Flash memory drives use chips rather than mechanical hard drives to store information. Their use is popular in consumer devices like MP3 music players and digital cameras. The chips cost far more than the equivalent amount of hard drive storage, but flash memories are smaller, lighter, and require less electricity.

Sun and EMC say flash drives are ideal for business users who need to swap huge amounts of data in and out of computer systems. Flash chips read and write information thousands of times faster than hard drives, enabling enormous increases in processing speeds, resulting in improved efficiency and savings. In addition, Fowler said Sun's flash memory drives use only about two watts of power, compared to roughly 12 watts for a typical hard drive.
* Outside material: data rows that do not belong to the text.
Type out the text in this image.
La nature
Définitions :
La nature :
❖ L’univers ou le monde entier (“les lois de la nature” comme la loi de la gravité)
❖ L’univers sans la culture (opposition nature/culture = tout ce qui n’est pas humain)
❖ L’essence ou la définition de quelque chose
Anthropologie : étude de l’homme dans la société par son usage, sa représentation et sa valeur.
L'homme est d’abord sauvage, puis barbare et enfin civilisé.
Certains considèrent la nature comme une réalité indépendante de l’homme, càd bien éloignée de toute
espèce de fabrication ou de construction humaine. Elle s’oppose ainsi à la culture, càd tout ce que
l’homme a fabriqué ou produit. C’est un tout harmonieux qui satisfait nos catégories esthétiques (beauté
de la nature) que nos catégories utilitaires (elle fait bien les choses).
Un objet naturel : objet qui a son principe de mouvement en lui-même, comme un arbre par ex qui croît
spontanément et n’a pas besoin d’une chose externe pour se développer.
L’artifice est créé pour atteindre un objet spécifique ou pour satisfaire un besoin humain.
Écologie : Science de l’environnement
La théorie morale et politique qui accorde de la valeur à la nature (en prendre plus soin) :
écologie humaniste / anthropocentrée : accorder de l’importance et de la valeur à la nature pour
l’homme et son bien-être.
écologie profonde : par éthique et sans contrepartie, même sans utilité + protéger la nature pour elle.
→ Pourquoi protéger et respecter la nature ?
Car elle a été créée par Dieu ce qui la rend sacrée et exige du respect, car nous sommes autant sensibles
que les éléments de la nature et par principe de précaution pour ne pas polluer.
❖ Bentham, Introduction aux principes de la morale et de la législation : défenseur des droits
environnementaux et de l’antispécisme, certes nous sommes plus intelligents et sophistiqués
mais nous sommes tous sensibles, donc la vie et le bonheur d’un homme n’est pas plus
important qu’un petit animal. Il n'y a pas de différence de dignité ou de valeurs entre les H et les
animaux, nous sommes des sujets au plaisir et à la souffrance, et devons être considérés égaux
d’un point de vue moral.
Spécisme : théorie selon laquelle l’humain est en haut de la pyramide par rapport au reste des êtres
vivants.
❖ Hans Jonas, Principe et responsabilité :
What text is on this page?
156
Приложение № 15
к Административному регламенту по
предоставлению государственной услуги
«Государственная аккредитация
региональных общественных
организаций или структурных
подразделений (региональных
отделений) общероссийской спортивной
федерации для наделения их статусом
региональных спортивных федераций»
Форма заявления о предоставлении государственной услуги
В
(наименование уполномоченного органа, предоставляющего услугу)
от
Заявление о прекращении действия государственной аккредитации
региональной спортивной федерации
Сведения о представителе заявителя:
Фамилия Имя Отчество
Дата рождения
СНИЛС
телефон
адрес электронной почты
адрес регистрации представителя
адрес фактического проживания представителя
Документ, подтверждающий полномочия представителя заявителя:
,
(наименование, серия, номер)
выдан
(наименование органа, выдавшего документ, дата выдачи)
While EMC only makes storage gear, Sun is a major vendor of server and storage equipment. Sun plans to introduce servers that replace some of the standard hard drives with faster flash drives. Fowler said in addition to conserving electricity, the servers will deliver three times the data throughput of servers using only standard hard drives.

The only real play on SSD right now is STEC. Frankly, this isn't going to be a wildly complicated business for others to get into... but the first mover advantage is likely to really help STEC's results for a while. I don't know if they're in the Sun product. I don't care. The business is in its infancy. I think the stock is likely to move much higher as SSD growth significantly bolsters results.